Robert Carnevale’s '81 poems have appeared in The Paris ReviewThe New YorkerThe Alaska QuarterlyThe Literary ReviewSidereal Times and other magazines and anthologies. His translations (with Carol Ueland) of Russian poet Aleksandr Kushner are collected in Apollo in the Grass, published this year by Farrar, Straus, and Giroux.



Was there a specific faculty member or peer who especially inspired you while at the School of the Arts?
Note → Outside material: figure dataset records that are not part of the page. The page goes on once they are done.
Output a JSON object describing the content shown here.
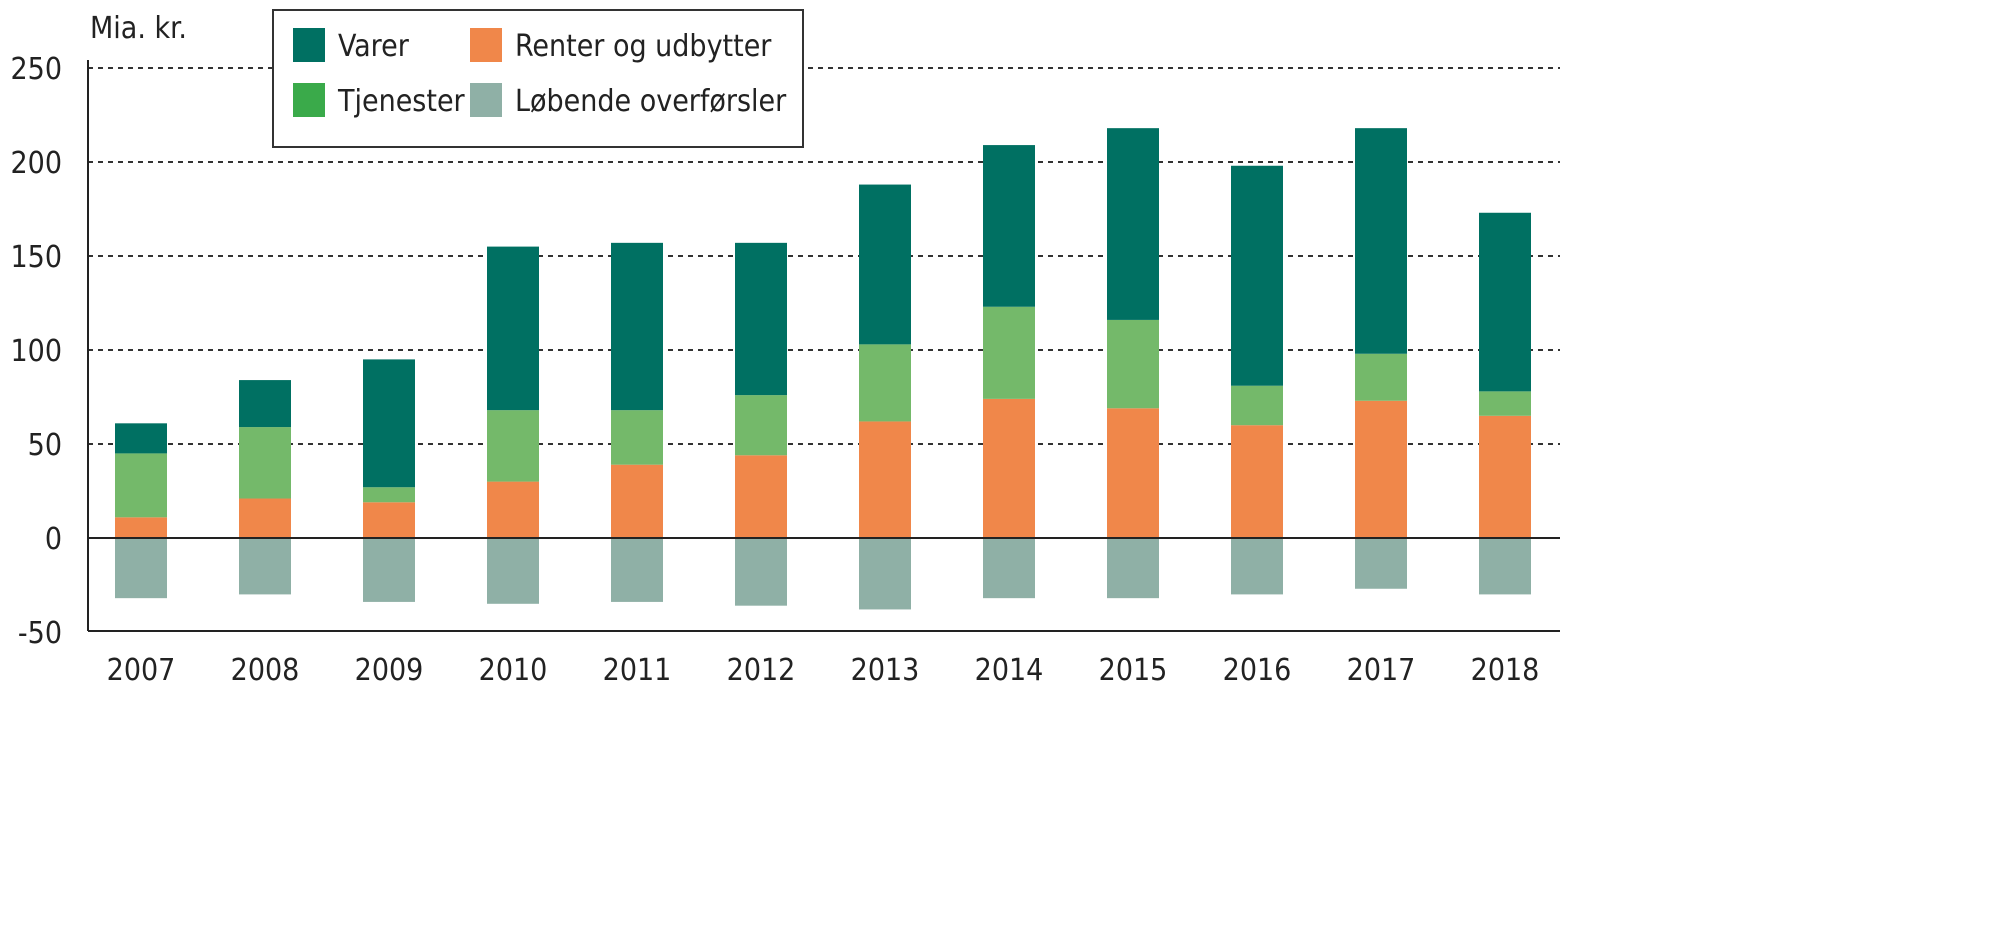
{
  "chart_data": {
    "type": "bar",
    "stacked": true,
    "ylabel": "Mia. kr.",
    "ylim": [
      -50,
      250
    ],
    "yticks": [
      250,
      200,
      150,
      100,
      50,
      0,
      -50
    ],
    "grid": true,
    "legend_placement": "top-left",
    "categories": [
      "2007",
      "2008",
      "2009",
      "2010",
      "2011",
      "2012",
      "2013",
      "2014",
      "2015",
      "2016",
      "2017",
      "2018"
    ],
    "series": [
      {
        "name": "Renter og udbytter",
        "color": "#f0874a",
        "values": [
          11,
          21,
          19,
          30,
          39,
          44,
          62,
          74,
          69,
          60,
          73,
          65
        ]
      },
      {
        "name": "Tjenester",
        "color": "#74b96a",
        "legend_color": "#3aaa4a",
        "values": [
          34,
          38,
          8,
          38,
          29,
          32,
          41,
          49,
          47,
          21,
          25,
          13
        ]
      },
      {
        "name": "Varer",
        "color": "#007062",
        "values": [
          16,
          25,
          68,
          87,
          89,
          81,
          85,
          86,
          102,
          117,
          120,
          95
        ]
      },
      {
        "name": "Løbende overførsler",
        "color": "#8fb0a6",
        "values": [
          -32,
          -30,
          -34,
          -35,
          -34,
          -36,
          -38,
          -32,
          -32,
          -30,
          -27,
          -30
        ]
      }
    ]
  }
}
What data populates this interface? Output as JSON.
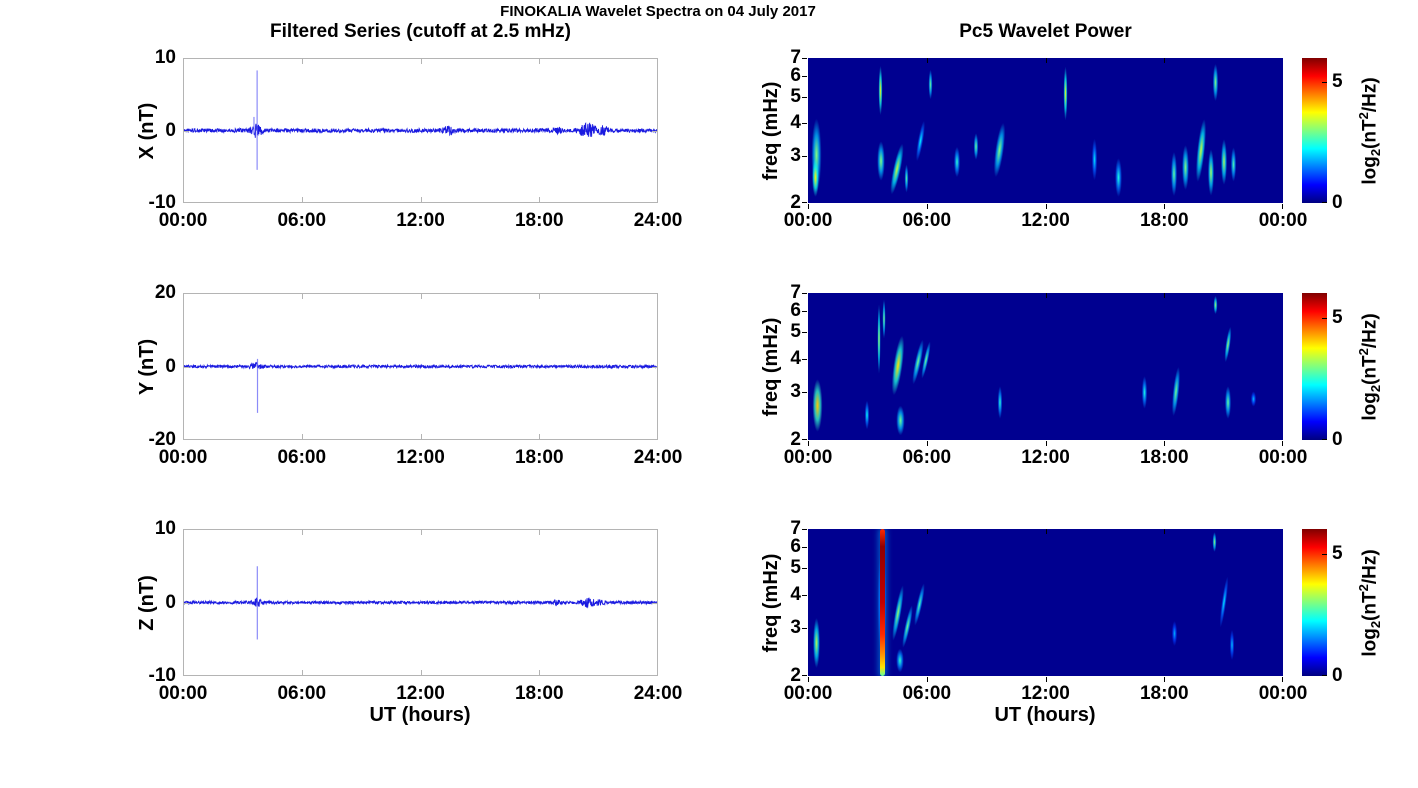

If so, who and how?

Above all, Joseph Brodsky and Derek Walcott.

How did attending the School of the Arts impact your work and career as an artist?

Mainly through the two mentors I mentioned, but some other contacts led me to work at Parnassus: Poetry in Review and on the Voices & Visions film series on American poetry.

If you could revisit any piece you created during your time at the School of the Arts, which would it be? Why?

I've kept very little of the new work I created while in the program. It was more important to me for refining what I had already done and setting my sights higher for the future. (This question is a bit off-kilter for writers, because there's not much stopping us from revisiting past work.)

 

What was your favorite or most memorable class while at the School of the Arts?

Joseph Brodsky's The Subject Matter of Modern Lyric Poetry (actually a GSAS course at the time, but we could take it, and I did twice) and Derek Walcott's workshop.